J.C. Tronto, Women and Caring: What Can Feminists Learn About Morality From Caring?, in: Gender/Body/Knowledge: Feminist Reconstructions of Being and Knowing, ed. Alison M. Jaggar & Susan Bordo, Rutgers University Press, New Brunswick 1989, pp. 172-187.

Learning outcomes:

Knowledge: Students have comprehensive knowledge and in-depth understanding of the role of feminist philosophy in the formation of culture; have comprehensive knowledge and in-depth understanding of the chosen trends and standpoints of contemporary philosophy in the field of feminist bioethics; have greater awareness of relationships between the formation of philosophical concepts and changes in culture and society.

Skills: Students interpret philosophical texts independently, comment on theses originating from different sources and have the ability to confront them; detect interdependencies between the formation of philosophical concepts and cultural and social processes as well as determine relations between those interdependencies.
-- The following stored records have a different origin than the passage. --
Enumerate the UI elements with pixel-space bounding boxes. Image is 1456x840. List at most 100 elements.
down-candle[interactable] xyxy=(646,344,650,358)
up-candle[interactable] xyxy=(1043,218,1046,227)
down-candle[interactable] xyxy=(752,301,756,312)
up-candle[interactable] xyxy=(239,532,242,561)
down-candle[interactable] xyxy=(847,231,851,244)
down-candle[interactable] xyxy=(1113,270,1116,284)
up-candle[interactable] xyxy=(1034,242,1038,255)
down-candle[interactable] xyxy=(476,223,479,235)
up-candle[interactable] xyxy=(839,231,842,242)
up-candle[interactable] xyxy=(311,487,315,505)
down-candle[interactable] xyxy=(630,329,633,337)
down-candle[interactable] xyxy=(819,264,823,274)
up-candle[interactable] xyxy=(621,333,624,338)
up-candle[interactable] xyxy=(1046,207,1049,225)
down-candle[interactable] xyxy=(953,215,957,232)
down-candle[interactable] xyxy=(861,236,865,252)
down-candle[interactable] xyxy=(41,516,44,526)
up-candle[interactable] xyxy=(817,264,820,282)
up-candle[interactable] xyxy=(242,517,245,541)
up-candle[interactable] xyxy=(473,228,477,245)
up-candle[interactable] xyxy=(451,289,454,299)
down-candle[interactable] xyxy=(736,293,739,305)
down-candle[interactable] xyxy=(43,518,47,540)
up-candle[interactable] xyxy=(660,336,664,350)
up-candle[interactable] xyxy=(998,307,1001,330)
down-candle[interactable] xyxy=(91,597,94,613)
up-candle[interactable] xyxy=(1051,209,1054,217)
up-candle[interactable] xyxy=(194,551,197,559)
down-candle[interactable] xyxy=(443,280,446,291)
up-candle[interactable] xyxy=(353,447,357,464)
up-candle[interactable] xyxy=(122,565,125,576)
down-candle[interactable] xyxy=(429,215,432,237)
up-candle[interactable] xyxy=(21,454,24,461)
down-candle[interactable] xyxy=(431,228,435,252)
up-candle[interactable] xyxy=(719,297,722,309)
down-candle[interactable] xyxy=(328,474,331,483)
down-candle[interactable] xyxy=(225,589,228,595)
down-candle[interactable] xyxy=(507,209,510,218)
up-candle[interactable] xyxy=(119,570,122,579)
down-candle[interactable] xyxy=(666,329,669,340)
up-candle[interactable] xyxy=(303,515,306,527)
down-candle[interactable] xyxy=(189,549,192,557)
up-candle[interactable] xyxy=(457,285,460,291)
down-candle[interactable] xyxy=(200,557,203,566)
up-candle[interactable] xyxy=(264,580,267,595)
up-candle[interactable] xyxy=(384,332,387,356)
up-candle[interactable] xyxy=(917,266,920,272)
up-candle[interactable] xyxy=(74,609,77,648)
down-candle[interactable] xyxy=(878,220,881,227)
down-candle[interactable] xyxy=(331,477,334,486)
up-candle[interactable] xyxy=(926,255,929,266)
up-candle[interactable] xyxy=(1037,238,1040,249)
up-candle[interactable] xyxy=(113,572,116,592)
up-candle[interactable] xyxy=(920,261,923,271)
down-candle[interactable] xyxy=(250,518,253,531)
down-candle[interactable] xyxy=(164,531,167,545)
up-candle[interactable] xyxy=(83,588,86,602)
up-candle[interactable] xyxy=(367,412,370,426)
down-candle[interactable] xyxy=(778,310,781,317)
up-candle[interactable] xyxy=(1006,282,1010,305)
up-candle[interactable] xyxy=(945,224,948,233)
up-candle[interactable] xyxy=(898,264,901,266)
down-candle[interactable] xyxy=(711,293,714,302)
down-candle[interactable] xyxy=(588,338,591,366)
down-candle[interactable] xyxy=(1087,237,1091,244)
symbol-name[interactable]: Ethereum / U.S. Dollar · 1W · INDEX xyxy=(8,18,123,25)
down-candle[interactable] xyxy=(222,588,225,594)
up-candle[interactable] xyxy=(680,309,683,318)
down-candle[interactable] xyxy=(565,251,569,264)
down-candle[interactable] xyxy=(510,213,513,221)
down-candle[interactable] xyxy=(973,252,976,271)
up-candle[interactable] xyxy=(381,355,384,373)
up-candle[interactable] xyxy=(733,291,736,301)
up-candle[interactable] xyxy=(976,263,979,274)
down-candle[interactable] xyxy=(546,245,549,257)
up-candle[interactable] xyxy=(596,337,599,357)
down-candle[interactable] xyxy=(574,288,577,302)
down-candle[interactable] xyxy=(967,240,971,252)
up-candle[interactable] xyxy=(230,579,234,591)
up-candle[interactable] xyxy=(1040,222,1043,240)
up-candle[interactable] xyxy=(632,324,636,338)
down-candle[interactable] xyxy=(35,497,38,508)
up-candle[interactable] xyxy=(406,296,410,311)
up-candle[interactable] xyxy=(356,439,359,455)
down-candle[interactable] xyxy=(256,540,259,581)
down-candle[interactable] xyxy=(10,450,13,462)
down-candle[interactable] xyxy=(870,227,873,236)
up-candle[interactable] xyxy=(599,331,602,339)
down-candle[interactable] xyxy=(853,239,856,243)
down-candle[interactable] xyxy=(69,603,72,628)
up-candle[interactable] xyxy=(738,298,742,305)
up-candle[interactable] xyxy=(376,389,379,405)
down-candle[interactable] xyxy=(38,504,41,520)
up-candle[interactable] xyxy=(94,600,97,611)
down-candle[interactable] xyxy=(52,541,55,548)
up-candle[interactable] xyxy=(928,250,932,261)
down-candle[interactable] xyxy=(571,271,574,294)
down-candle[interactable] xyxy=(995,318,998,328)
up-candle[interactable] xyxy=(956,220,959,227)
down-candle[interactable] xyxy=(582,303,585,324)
Social Competence: Students are actively involved in social and cultural life, have interest in novel philosophical concepts and in their connections with other parts of cultural and social life.

Assessment methods and assessment criteria:

Activity during class (presentation initiating discussion, taking parts in debates) (25% of the final grade);

Written assessment (50% of the final grade).

This course is not currently offered.